Agency Strategic Plans / Budget Projections

Non-public and inconsistently published. While some agencies publish acquisition forecasts, these are advisory and unreliable for quantitative modeling.

Our approach: Proxy: Prophet model on historical FPDS obligations as the best available public signal for spending trajectory.

Proposal Win/Loss Data

Proprietary to each contractor. We have no mechanism to collect it and do not try. Win probability is not a number we compute — we compute vulnerability of the incumbent, which is a distinct and more reliable signal.

Our approach: No proxy — we do not produce win probability scores. Vulnerability score is the incumbent-side metric; opportunity priority is the opportunity-side metric.

Teaming/JV Structure of Competitors

Not consistently publicly disclosed before award. Post-award JV data is in FPDS but is unreliably structured.

Our approach: Proxy: SAM.gov entity search for certification holders in the target NAICS/agency combination, cross-referenced with FPDS award history at that agency.

LLM Synthesis Layer

The Claude API is used as the final synthesis layer — it translates pre-computed analytical outputs into capture narratives. The LLM does not do analysis. It receives scored results and evidence from the layers below and narrates them in capture manager language.
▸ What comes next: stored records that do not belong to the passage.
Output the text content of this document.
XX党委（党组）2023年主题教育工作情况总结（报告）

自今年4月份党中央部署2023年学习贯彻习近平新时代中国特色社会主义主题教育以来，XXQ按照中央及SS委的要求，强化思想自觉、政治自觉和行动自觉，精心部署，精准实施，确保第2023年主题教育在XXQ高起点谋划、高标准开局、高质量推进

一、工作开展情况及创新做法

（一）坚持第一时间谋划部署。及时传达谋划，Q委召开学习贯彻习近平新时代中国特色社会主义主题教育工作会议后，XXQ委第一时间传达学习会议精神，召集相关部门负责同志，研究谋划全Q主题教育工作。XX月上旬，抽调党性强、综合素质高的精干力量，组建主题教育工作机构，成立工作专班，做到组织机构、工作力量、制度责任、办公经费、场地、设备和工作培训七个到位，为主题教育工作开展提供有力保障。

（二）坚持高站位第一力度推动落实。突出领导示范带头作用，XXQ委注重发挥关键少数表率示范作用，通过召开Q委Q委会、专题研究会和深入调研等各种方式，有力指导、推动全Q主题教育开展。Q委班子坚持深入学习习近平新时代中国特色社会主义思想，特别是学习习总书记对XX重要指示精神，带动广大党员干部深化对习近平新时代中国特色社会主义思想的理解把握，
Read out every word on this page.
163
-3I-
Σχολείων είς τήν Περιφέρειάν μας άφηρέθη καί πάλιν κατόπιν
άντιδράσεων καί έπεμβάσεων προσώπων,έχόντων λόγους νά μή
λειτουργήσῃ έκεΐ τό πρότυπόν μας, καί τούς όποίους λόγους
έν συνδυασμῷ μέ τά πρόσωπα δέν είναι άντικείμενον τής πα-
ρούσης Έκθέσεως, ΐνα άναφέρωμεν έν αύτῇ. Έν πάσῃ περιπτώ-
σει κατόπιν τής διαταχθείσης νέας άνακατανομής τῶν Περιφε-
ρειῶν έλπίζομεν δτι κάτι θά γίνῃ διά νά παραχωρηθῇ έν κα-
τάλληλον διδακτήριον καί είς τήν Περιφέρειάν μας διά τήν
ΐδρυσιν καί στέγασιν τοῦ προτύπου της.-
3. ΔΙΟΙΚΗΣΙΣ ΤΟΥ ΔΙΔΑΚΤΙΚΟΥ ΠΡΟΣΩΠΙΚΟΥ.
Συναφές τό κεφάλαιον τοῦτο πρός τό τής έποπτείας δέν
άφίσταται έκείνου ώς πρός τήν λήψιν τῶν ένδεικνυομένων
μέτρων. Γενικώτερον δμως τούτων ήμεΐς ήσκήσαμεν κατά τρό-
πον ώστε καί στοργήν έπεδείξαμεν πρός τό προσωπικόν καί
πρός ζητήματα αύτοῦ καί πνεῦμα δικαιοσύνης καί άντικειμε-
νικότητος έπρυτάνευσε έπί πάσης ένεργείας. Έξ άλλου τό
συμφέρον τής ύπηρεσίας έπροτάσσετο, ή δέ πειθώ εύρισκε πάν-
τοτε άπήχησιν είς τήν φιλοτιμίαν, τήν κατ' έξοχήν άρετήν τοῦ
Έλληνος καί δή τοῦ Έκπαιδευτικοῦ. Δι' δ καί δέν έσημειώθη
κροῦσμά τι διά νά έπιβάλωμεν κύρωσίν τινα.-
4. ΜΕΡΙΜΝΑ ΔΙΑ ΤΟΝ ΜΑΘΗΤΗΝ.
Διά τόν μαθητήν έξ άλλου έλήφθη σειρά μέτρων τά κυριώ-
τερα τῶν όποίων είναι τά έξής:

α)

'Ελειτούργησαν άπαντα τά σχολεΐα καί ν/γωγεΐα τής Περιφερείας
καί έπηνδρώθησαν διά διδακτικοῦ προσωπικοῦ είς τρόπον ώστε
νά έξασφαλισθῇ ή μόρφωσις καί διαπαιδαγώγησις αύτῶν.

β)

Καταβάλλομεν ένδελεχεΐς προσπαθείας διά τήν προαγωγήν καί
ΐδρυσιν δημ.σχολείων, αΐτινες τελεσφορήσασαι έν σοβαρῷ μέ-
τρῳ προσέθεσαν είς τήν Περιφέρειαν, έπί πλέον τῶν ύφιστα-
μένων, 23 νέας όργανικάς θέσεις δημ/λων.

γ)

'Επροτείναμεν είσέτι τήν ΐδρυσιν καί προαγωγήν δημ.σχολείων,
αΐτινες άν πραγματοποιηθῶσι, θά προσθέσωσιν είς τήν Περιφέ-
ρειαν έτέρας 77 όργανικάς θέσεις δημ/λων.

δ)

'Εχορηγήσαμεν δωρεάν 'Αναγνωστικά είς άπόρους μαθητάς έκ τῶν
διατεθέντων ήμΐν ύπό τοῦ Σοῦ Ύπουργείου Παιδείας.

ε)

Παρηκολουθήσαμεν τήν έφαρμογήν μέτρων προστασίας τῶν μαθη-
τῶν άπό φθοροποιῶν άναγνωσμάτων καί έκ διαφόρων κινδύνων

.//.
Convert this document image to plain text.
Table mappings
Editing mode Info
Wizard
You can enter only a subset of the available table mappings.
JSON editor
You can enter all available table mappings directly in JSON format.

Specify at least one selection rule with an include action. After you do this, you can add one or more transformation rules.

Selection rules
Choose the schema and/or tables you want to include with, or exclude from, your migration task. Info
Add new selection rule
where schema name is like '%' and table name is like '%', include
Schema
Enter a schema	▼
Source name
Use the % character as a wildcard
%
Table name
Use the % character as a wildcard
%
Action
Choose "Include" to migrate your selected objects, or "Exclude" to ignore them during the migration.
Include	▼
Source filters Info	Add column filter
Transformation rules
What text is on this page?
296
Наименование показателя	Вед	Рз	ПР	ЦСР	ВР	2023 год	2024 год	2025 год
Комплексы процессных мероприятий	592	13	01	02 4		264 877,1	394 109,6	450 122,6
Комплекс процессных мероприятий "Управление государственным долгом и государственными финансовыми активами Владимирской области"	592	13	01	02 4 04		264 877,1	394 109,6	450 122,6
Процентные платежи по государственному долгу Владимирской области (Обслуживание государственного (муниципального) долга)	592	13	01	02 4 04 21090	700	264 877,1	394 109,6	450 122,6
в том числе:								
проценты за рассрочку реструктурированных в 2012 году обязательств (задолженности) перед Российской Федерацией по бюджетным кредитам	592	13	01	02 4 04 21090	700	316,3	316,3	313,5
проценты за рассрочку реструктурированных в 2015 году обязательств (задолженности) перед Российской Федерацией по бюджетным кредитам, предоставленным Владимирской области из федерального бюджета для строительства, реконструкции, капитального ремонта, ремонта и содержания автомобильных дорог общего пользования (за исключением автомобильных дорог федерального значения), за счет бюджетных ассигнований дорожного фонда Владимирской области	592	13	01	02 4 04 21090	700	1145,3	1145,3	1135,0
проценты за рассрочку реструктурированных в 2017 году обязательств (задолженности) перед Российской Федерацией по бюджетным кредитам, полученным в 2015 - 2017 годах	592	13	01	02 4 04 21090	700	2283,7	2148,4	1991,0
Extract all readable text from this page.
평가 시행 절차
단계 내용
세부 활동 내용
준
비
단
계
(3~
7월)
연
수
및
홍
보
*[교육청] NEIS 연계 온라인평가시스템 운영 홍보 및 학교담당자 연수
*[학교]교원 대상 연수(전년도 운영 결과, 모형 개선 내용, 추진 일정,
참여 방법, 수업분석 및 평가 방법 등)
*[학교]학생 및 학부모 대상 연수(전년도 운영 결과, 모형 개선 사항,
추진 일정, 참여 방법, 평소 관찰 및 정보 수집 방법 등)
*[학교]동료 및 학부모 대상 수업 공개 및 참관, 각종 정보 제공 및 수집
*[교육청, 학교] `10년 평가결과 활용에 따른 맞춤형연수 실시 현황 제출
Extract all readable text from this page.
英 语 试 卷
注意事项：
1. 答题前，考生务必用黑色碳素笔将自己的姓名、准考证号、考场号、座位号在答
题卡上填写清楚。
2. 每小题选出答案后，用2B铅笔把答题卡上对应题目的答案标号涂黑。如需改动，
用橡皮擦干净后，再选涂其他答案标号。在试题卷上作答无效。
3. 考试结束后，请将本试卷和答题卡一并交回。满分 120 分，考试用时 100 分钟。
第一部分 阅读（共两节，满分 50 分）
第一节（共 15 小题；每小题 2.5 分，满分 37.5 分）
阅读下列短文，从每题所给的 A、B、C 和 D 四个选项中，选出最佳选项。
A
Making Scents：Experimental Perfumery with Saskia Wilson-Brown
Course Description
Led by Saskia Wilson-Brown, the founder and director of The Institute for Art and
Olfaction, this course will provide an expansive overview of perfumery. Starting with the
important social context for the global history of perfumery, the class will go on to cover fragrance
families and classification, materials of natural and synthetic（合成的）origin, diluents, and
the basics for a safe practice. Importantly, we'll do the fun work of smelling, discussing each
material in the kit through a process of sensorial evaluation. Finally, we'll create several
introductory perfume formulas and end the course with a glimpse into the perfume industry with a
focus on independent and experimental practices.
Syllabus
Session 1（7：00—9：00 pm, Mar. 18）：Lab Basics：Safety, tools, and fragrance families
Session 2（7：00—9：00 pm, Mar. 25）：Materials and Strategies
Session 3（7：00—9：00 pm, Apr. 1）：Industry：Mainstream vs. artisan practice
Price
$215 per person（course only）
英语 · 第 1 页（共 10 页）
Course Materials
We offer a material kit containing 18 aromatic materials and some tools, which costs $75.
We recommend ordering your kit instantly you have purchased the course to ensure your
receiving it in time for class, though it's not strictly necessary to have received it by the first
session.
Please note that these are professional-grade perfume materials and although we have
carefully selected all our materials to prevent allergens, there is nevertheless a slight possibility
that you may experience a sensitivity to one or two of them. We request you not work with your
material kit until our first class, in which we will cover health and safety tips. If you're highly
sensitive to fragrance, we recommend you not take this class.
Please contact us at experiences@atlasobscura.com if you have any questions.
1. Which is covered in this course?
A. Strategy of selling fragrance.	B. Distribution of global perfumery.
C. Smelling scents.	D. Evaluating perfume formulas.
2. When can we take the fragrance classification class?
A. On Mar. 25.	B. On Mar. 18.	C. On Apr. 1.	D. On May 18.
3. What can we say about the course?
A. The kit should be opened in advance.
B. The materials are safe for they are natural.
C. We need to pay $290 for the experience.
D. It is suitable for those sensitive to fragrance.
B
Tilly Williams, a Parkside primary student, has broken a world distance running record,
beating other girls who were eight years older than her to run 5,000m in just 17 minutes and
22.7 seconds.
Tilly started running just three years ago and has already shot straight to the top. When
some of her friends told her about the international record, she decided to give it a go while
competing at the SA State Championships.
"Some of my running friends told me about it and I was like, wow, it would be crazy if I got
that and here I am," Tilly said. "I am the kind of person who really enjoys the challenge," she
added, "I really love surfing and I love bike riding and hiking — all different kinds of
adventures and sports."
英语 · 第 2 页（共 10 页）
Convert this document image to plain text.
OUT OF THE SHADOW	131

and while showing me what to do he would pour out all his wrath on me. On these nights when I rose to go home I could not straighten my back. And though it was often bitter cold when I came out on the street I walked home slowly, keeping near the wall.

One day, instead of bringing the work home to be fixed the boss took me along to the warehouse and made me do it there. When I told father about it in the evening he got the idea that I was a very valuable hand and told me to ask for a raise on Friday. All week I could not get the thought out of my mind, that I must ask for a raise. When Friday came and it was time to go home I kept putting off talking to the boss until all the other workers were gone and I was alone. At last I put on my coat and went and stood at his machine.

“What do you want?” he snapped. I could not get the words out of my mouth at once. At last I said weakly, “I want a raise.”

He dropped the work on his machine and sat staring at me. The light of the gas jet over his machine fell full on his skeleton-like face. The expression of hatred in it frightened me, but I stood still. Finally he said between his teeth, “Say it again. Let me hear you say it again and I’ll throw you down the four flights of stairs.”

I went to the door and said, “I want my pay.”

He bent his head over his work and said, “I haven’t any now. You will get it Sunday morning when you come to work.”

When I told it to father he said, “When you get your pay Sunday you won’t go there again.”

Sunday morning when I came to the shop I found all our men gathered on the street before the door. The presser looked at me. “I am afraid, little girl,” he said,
If the underlying data has a gap (missing records, insufficient signal), the LLM is instructed to surface that gap explicitly — not fill it with generic advice. Capture managers who encounter generic advice in the output should report it as a bug.

How it works

Public federal data flows through our rule-based scoring engine, which produces scored signals with cited evidence. The LLM then translates those scores into actionable capture narratives — it never invents analysis or fills gaps with generic advice.

Every recommendation in the output traces back to a specific scored signal and its underlying data source.